Слава задумался. Планов, как таковых, у него не было. Аккурат накануне командировки он расстался с подругой Светкой и в его личной жизни образовался временный вакуум. Нет, он не особенно-то и жалел, тем более что отношения давно зашли в тупик. Длить их не имело смысла, тем более что ремонт в Кронштадте заканчивался, и будущей весной ожидался переход в Североморск, куда Светка, выпускница филфака и аспирантка Университета всяко разно не поехала бы. Ну, собственно, и хрен с ней, пусть ищет себе подходящего по статусу ботаника. Любовь прошла, а в Североморске и своих девчонок много.

Можно, конечно, отметить приезд и бухнуть с боевыми товарищами. Шашлыки-машлыки… Подснять девчонок…

— Владик, ты там живой? — напомнила о себе Сашка.

— Что? А… да. Живее всех живых. В общем, нет у меня планов. Ты чего-то хотела?

— Вот и замечательно! — заметно оживилась Саша. — Слушай, тут такое дело… Соседка из Скробцево звонила… баба Тося. Помнишь ее?

— Да помню, конечно. Заполошная бабка, которая через дорогу от вашего дома жила.

— Она и сейчас там живет, — Саша замялась, подбирая слова. — В общем, она говорит, с домом что-то не то… толком объяснить не может, но сильно приставала, чтоб я приехала и посмотрела, а то, мол, ей страшно. Вот… — Сашка сделала паузу, словно задумалась. Слава терпеливо ждал.

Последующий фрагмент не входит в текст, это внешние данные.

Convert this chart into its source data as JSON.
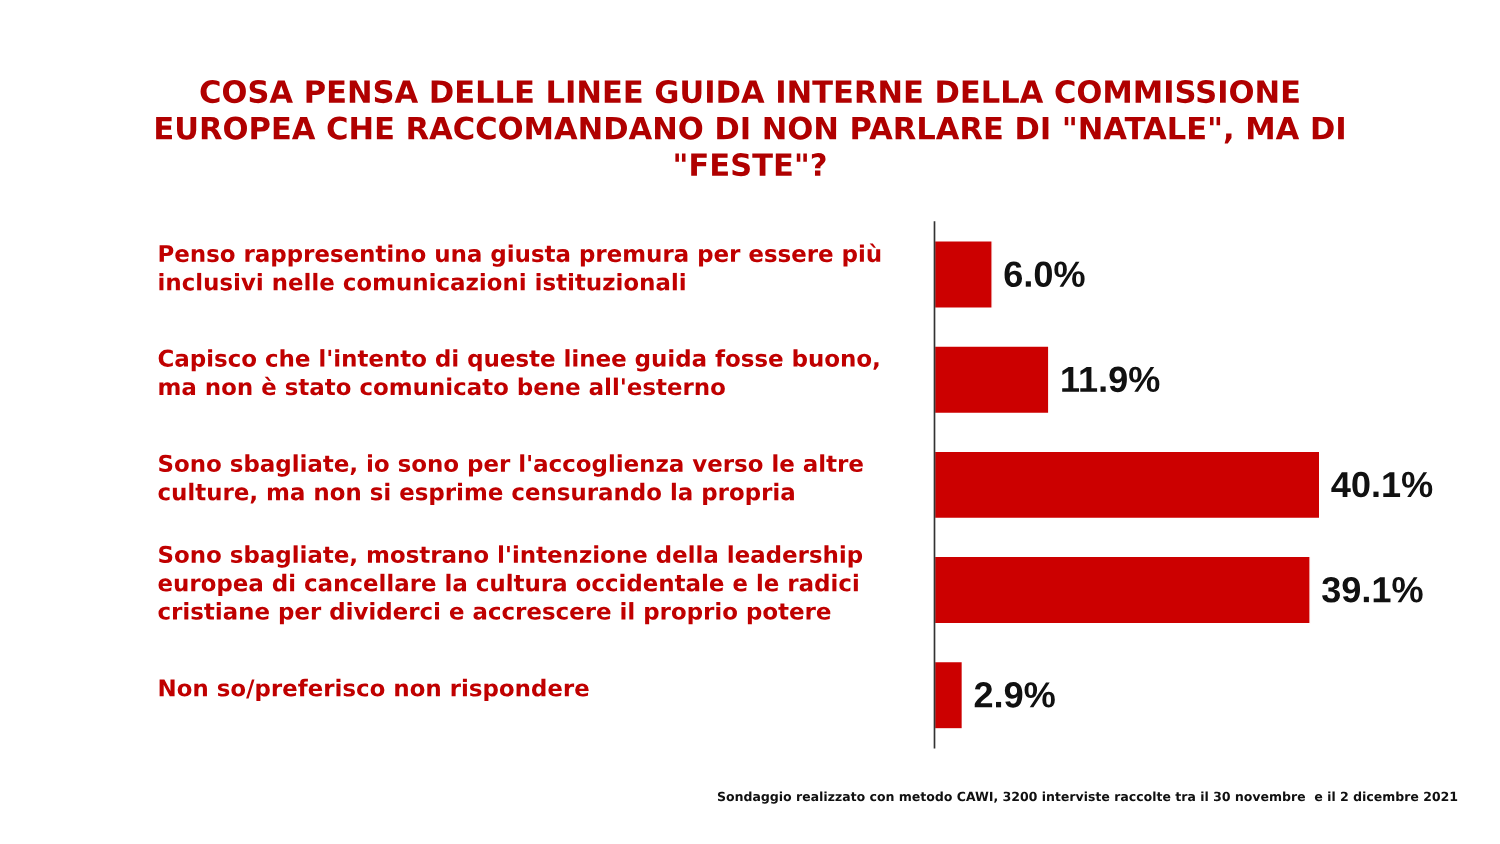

— Страшно ей, видите ли. А мне не страшно? Парень мой сейчас в отъезде, вернется только через неделю. Да и не могу я сейчас ехать — работы выше крыши. Может быть, ты съездишь, посмотришь? Кроме тебя мне и попросить больше некого… выручишь? — Сашкин голос в трубке подозрительно задрожал.

— Хорошо, хорошо сестричка! — поспешил успокоить ее Слава, который терпеть не мог женских слез. — Надо, так надо! Съездим, разъясним, что там не так с домом.

— Вот здорово! — обрадовалась она. — Ты же у нас моряк. Офицер. В каком звании-то сейчас?

— Старший лейтенант.

— Ух, ты! — восхитилась Сашка, — а этой своей… академической греблей, еще занимаешься?

— Нет… с окончания училища больше не выступаю. Так иногда хожу на тренировки, чтоб формы не терять.

— И чего ты там достиг?

— КМС

— Ясно… Ну, тогда, что? Может завтра с утра и съездишь?

— Хорошо, — не стал спорить Слава. — Как там ехать-то? Электричкой до Кошелева, кажется, — он начал вспоминать любимый маршрут своего детства.

— А потом на автобусе! — подхватила Сашка и засмеялась. — Видишь, помнишь все!

Они поболтали еще минут пять. Александра сказала, что ключи от дома у бабы Тоси. Слава заверил ее, что тщательно все осмотрит и по возвращению, доложится. Задерживаться в Скробцево он не собирался, рассчитывая до вечера вернуться в Питер. На том и порешили.

Положив трубку, Слава задумался.

Поздняя осень не самое лучшее время для загородных прогулок. Зато сейчас там тихо — ни комаров, ни дачников. Да и погоду на выходные, синоптики предрекают хорошую.

В Скробцеве Слава не был давно. После смерти тетки Софьи, собственно, и не был.

Сами собой нахлынули воспоминания.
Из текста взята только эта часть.